Date of Observation: 02/16/2022
Name: Eric Murrow & Evan Ross
Zone: Northwest Mountains
Route Description: Schuylkill. NE-E-S, 9,000-11,300ft.
Observed avalanche activity: Yes
Avalanches: More skier triggered sluffs. The most notable was initiated on the first turn off the ridge and ran 1,000ft and through a good section of 35-degree terrain in the avalanche track. That part wasn’t necessarily new. However, the additional new snow added enough volume to push this sluff to the line of a D2 avalanche. NE facing slope. Low in the track, the moving loose avalanche released a small, thin hard slab where previous winds drifted snow.

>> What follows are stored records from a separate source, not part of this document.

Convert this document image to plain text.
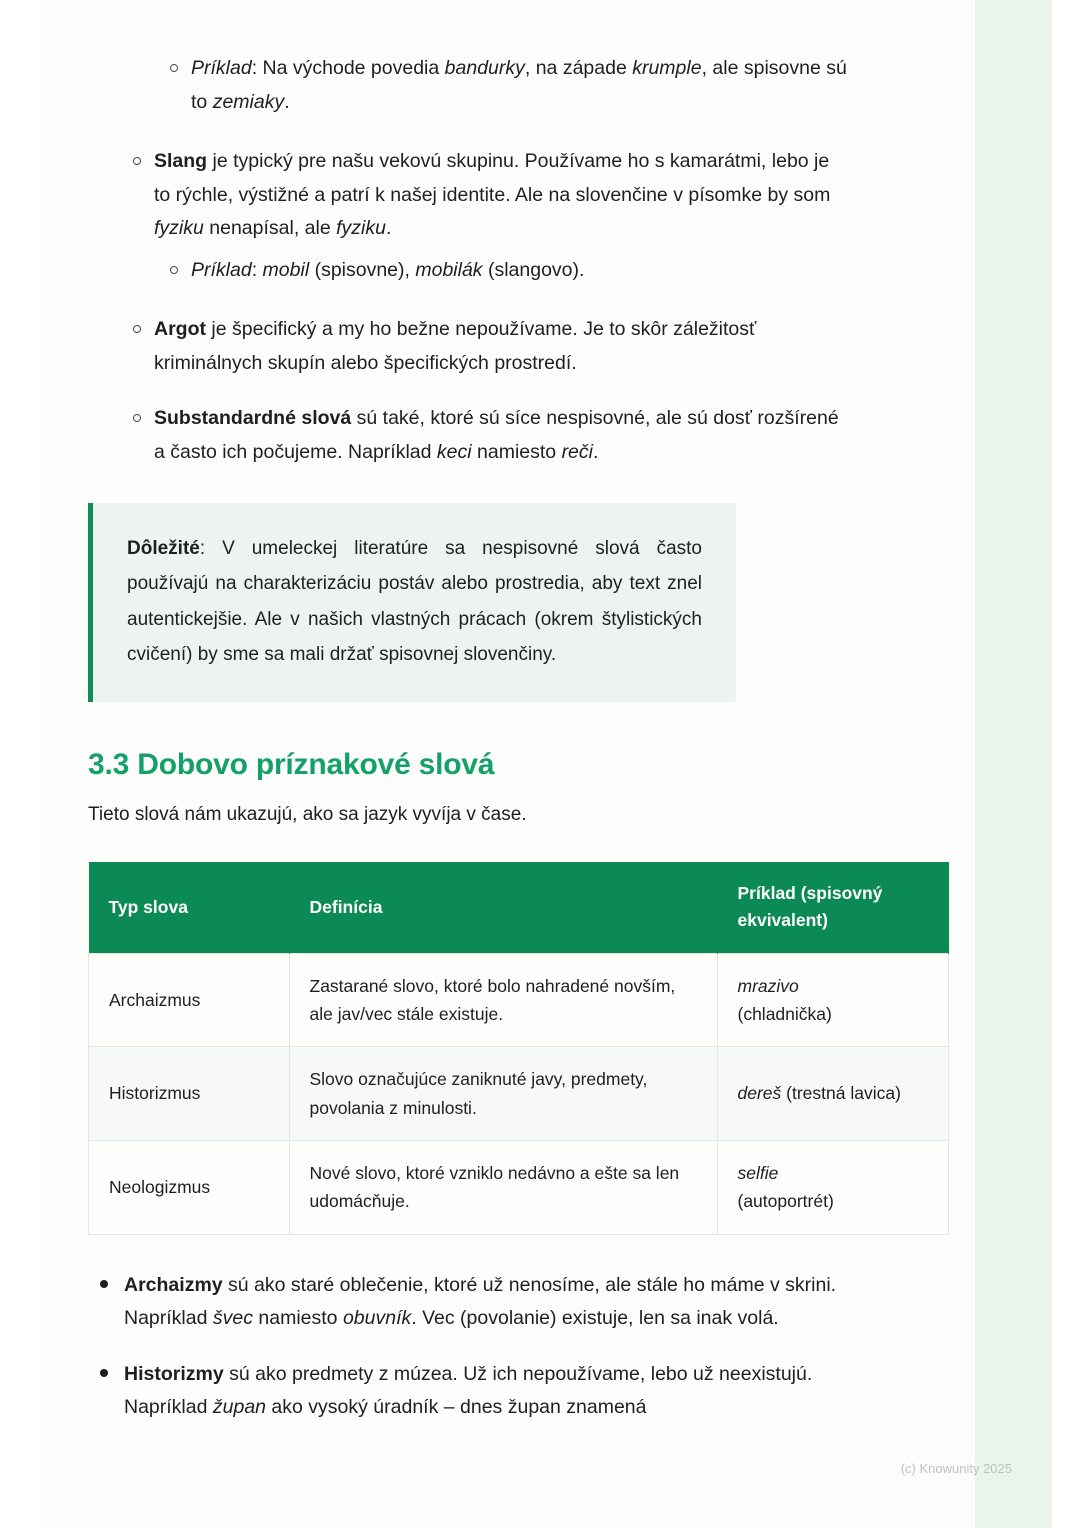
Príklad: Na východe povedia bandurky, na západe krumple, ale spisovne sú to zemiaky.
Slang je typický pre našu vekovú skupinu. Používame ho s kamarátmi, lebo je to rýchle, výstižné a patrí k našej identite. Ale na slovenčine v písomke by som fyziku nenapísal, ale fyziku.
Príklad: mobil (spisovne), mobilák (slangovo).
Argot je špecifický a my ho bežne nepoužívame. Je to skôr záležitosť kriminálnych skupín alebo špecifických prostredí.
Substandardné slová sú také, ktoré sú síce nespisovné, ale sú dosť rozšírené a často ich počujeme. Napríklad keci namiesto reči.
Dôležité: V umeleckej literatúre sa nespisovné slová často používajú na charakterizáciu postáv alebo prostredia, aby text znel autentickejšie. Ale v našich vlastných prácach (okrem štylistických cvičení) by sme sa mali držať spisovnej slovenčiny.
3.3 Dobovo príznakové slová

Tieto slová nám ukazujú, ako sa jazyk vyvíja v čase.

Typ slova	Definícia	Príklad (spisovný ekvivalent)
Archaizmus	Zastarané slovo, ktoré bolo nahradené novším, ale jav/vec stále existuje.	mrazivo
(chladnička)
Historizmus	Slovo označujúce zaniknuté javy, predmety, povolania z minulosti.	dereš (trestná lavica)
Neologizmus	Nové slovo, ktoré vzniklo nedávno a ešte sa len udomácňuje.	selfie
(autoportrét)
Archaizmy sú ako staré oblečenie, ktoré už nenosíme, ale stále ho máme v skrini. Napríklad švec namiesto obuvník. Vec (povolanie) existuje, len sa inak volá.
Historizmy sú ako predmety z múzea. Už ich nepoužívame, lebo už neexistujú. Napríklad župan ako vysoký úradník – dnes župan znamená
(c) Knowunity 2025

Weather: Mostly cloudy with convective bursts of snow moving through like a summertime thunderstorm. During the clearings, the snow was clearly blowing off of Scarps Ridge and periods of moderate winds where drifting snow at lower NTL elevations.
Snowpack: 4″ of new snow was measured at 4pm, 9,700ft. We didn’t encounter any changes to the current list of avalanches problems. Mostly just added volume for the loose snow avalanche problem and drifting snow at upper elevations.
The old snow surface in many areas is extremely weak. Similar to early season conditions when we have a large-grained faceted snowpack that is just starting to accumulate new snow. The only difference is that it’s February and the weak layer is widespread. Northerly facing slopes are a sandbox of NSF. Easterly facing slopes and some NE facing slopes had a thin collapsible crust capping those same large-grained and very weak NSF. Some of those crusts looked like they could collapse with little load and aid in propagation. Any triggered avalanche, slab or loose, would then gouge into the weak old snow, gaining additional volume.
South and SE-facing slopes in this area had strong crusts with many peculation columns extending into the snowpack below. Here we couldn’t initiate sluffs in the new snow on 38-degree slopes.